Other than arguing that perhaps the Union leaders should have taken action earlier . Something that almost any Union leader would do if they felt they had the support of the membership.What is your logic. Would you punish a Doctor for treating you for a disease. The typhoid Mary in this case is the Republican Legislature indebted to the Right wing millionaires . The disease is greed and income inequality.
The Maricopa county judge tossed the challenge out. I will give you even money that the referendum vote will take place(Prop 305).
I certainly hope the referendum takes place. The Koch brothers are now scheming to get the legislature to repeal the voucher bill and pass it again, thus forcing the parents and teachers to start the referendum process all over again, collecting 100,000 signatures, going to court, etc.
The union in Arizona is incredibly weak. It’s a right to work state.
Thank you, Kas, bring out your friends and family too!
Once again the teacher union leaders are urging teachers to settle for less and hurry back to their classrooms. If teachers are to recover from the looting of the last 20 years, the most impt election they face is voting out their local union leaders and their national union leaders, Randy of AFT and Lily of NEA. Very painful to watch statewide strike after statewide strike erupt as wildcats fostered by teachers themselves who have been abused and insulted for years, yet this momentous solidarity so hard to achieve is undermined by pusillanimous teacher union leaders eager to act like labor police who restore a destructive calm. Still waiting for teachers to stay out on strike until they get the full measure of their demands, which only a statewide strike can deliver if they ignore union leaders and stop waiting for November.
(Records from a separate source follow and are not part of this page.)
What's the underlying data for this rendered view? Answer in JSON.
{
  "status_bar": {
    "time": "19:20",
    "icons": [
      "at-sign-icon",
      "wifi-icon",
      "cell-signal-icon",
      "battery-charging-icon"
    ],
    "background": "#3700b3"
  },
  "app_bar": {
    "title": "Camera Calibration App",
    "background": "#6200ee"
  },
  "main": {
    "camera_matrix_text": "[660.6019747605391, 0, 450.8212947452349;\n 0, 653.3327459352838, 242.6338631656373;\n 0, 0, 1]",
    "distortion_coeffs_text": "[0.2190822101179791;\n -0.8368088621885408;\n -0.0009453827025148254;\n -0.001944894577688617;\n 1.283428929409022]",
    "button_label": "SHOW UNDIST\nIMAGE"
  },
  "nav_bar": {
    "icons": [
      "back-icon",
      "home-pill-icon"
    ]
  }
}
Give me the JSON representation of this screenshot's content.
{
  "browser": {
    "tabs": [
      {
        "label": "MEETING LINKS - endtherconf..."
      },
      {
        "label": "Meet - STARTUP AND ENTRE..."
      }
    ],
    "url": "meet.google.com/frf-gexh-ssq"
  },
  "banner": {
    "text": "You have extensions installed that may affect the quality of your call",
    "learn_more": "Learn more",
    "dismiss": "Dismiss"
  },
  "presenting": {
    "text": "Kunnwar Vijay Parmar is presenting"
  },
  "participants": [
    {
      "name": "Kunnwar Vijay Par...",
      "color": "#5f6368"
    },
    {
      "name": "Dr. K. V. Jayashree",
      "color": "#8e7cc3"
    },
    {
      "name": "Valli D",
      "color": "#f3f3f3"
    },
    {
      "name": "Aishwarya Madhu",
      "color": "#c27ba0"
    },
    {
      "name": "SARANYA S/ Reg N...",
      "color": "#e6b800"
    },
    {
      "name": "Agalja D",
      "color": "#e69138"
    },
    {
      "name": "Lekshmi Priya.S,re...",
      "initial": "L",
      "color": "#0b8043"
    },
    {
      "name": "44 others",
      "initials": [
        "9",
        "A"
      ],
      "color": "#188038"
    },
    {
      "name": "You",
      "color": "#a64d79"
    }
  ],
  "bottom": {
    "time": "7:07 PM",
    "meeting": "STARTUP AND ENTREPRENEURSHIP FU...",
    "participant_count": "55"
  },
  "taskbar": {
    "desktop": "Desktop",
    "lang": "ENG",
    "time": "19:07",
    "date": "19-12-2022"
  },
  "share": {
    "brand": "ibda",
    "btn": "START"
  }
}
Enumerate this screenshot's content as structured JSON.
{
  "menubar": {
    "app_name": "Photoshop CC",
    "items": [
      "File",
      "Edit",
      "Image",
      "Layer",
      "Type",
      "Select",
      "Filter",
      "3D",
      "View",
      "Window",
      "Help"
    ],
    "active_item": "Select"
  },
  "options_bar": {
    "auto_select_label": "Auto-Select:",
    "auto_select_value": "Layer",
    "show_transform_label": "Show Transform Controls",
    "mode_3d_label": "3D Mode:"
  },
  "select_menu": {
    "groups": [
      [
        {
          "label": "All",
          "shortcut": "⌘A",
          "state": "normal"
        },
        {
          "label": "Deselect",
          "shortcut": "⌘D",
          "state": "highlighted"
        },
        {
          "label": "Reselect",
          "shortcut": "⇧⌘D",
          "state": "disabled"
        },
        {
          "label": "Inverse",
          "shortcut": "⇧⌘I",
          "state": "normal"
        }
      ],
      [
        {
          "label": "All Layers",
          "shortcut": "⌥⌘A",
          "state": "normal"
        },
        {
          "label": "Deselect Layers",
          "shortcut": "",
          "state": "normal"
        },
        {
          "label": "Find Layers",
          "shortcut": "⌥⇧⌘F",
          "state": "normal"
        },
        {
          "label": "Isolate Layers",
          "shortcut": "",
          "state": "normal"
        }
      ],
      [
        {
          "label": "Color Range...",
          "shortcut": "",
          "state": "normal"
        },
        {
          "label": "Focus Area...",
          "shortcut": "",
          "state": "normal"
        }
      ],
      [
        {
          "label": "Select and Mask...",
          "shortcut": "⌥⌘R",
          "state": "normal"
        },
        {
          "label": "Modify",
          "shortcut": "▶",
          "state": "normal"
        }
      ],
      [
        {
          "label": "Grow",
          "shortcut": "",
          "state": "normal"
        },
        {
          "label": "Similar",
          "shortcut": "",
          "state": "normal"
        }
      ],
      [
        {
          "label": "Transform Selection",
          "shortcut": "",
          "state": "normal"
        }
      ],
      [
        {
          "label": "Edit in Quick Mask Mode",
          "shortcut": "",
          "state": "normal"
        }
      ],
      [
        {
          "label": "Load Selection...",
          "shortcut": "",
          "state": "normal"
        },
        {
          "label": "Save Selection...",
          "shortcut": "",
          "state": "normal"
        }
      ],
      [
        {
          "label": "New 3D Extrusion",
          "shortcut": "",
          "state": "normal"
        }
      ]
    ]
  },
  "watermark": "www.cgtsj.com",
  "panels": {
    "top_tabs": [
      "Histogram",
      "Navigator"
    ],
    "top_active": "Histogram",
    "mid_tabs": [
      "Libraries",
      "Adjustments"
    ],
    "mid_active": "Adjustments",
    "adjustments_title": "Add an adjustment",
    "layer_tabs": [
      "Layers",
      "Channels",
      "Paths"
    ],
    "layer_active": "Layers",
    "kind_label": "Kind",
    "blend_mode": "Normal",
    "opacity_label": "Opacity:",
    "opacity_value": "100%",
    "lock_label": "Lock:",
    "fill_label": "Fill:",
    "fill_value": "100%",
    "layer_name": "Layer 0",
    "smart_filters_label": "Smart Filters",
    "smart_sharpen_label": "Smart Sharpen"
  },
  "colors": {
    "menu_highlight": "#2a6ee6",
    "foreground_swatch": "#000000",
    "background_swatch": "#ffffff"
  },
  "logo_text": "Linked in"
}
From newyorker.com: Can Arizona’s Teachers Still Consider Themselves Middle Class?
When Mitch Askew first went into teaching, he saw the profession as a way up in the world. He’s no longer so sure.
…Few would dispute that the Arizona schools are in crisis. Per-student spending has fallen fourteen per cent in the past decade, and some two thousand classrooms have no permanent instructors. Between 2010 and 2015, Arizona’s rate of teacher turnover was twenty-three per cent in traditional public schools and thirty-three per cent in charters, according to Jeanne Powers, an associate professor at Arizona State University. Flag High, where the Askews work, has had trouble recruiting and retaining talent. “I just hired two science teachers, but one backed out because of housing costs. Two years ago, I hired a woman from New York. Once she saw the cost of living, she said no,” Tony Cullen, the principal, told me. “Teaching is one of the most humble employment opportunities. It’s so selfless, it’s a giving profession. But teachers are saying, ‘I didn’t know I was going to be a pawn for the legislature.’ ”
Arizona’s Republican governor, Doug Ducey, was elected in 2014, after running a campaign based on a promise to cut taxes. His critics say he’s done that—to the benefit of corporations and the state’s many childless retirees, and to the detriment of schools. “There’s a lot of public support for education,” Powers told me. “But it’s not reflected in what the state legislature is doing.
https://www.newyorker.com/news/dispatch/can-arizonas-teachers-still-consider-themselves-middle-class
This fight is not over. The Kochtopus will use the raises to push for layoffs and other shrinkage.